Still smiling and without breaking eye contact, the man reached into his jacket and produced a black box with gold lettering on it. The writing was in French. The stranger opened the box and gently placed it beside the silver skull.
“Chocolates?” he offered.
Taft winced. The man’s voice was uncomfortably overfriendly, as if he was trying to win the confidence of a child for purposes unknown.
“What are they?” Taft asked, thinking the treats might be poisoned.
The man’s eyes widened. “They’re … delicious, Mr. President! Please, try some!” The stranger picked up a chocolate and bit into it with his pinkie raised.

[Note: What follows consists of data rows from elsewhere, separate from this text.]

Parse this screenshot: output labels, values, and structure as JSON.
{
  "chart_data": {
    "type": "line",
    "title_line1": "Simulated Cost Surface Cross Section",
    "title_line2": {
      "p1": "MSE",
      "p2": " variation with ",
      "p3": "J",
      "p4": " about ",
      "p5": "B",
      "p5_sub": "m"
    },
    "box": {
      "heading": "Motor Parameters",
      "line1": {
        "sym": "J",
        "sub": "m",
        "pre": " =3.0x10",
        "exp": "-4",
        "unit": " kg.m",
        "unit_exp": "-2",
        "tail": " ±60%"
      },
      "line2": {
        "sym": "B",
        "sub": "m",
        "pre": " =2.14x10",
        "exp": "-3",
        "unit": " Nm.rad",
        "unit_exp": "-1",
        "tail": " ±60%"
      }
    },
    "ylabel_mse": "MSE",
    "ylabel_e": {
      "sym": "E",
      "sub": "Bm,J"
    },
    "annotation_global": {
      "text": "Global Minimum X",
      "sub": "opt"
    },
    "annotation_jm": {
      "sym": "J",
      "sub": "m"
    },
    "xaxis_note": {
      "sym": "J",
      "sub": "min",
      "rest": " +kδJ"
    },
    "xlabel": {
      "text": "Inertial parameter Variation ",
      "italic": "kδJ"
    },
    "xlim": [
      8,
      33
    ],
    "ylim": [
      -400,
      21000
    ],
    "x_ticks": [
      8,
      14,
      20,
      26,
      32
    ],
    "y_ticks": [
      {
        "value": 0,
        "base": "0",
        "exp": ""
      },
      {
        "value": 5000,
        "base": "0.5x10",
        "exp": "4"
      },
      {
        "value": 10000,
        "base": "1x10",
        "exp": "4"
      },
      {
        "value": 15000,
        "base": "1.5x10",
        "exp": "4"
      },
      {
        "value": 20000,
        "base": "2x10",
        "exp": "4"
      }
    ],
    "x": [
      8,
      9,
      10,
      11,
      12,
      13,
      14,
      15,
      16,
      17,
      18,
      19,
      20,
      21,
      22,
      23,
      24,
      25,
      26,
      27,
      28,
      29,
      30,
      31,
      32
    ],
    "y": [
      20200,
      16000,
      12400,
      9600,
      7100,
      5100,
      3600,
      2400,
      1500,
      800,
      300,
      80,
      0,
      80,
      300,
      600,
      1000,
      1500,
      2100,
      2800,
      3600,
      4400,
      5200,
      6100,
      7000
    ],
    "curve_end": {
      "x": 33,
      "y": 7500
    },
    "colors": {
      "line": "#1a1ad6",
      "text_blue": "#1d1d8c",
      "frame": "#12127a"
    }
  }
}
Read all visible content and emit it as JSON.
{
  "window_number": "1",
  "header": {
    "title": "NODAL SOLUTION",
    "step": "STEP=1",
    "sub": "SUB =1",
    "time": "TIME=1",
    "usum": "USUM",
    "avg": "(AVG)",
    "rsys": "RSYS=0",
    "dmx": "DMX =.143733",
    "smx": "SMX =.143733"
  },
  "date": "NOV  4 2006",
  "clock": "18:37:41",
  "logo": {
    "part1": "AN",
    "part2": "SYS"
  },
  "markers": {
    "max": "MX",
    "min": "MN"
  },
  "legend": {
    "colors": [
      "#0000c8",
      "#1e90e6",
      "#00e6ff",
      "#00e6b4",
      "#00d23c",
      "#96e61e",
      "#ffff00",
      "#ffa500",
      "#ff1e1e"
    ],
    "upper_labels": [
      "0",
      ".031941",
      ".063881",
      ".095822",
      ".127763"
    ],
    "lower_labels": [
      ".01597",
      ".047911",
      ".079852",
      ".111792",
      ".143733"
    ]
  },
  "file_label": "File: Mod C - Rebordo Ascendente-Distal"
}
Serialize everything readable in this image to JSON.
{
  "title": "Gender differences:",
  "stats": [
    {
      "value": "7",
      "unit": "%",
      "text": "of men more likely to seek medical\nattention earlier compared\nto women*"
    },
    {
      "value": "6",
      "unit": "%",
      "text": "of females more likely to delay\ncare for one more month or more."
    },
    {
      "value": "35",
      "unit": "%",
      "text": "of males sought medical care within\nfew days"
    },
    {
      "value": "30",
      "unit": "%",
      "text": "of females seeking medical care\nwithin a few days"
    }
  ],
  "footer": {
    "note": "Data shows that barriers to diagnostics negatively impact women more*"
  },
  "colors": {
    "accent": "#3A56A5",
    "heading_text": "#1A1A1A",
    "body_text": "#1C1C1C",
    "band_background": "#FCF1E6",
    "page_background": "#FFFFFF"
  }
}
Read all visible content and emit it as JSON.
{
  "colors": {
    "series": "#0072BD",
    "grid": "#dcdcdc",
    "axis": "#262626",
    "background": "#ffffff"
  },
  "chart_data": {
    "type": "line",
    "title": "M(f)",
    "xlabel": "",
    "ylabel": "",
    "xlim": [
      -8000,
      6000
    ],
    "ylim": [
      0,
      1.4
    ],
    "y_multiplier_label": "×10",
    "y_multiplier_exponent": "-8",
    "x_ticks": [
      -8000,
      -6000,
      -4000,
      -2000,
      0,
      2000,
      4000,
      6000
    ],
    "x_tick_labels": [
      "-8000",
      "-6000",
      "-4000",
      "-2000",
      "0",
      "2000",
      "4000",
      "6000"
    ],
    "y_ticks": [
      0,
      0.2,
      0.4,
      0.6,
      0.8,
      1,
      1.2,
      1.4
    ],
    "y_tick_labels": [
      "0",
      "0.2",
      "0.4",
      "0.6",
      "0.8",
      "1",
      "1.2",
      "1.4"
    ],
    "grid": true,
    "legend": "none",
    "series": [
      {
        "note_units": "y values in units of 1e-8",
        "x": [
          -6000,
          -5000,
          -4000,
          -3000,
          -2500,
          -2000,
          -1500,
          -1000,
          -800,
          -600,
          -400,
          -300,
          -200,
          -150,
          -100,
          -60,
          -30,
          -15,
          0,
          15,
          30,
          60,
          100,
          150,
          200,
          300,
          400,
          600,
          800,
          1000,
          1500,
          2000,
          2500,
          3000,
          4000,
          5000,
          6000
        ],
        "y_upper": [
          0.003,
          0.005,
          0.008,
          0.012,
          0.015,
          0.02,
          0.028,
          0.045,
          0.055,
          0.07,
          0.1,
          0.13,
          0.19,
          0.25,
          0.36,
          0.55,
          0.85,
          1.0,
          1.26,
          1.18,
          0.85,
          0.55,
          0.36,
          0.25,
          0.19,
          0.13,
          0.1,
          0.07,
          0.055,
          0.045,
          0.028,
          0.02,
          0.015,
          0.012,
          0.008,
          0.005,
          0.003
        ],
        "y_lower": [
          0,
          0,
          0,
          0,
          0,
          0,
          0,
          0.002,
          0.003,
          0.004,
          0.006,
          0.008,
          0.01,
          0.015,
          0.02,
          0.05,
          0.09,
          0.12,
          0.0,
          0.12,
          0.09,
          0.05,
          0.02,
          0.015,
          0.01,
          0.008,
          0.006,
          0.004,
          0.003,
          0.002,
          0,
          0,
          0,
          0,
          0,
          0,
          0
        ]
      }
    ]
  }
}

Taft strained his eyes and ears in a vain attempt to decipher the man before him. He spoke in a strange, indiscernible accent that rendered his place of origin a mystery. The president detected a slight French accent as well as a hint of Russian, but the man looked like he could be Greek or Turkish. Where did he come from? His every pore oozed maliciousness, and yet he presented himself in a way Taft imagined any culture would find sophisticated. Charismatic, even. The president was beginning to feel that he was not speaking to a kidnapper, but to a seasoned dignitary. The man was an ambassador, but to whom? To whose flag did he owe allegiance? Did he even have a flag?
Or was he a gentleman without a country?
A frustrated Taft stared at the chocolates and then back to the man across the table. His opponent’s eyes glowed eagerly as he discerned the president’s conflict. However, once Taft remembered something Nellie mentioned earlier, he picked up a chocolate and studied it. It looked and smelled delicious. Quite delicious.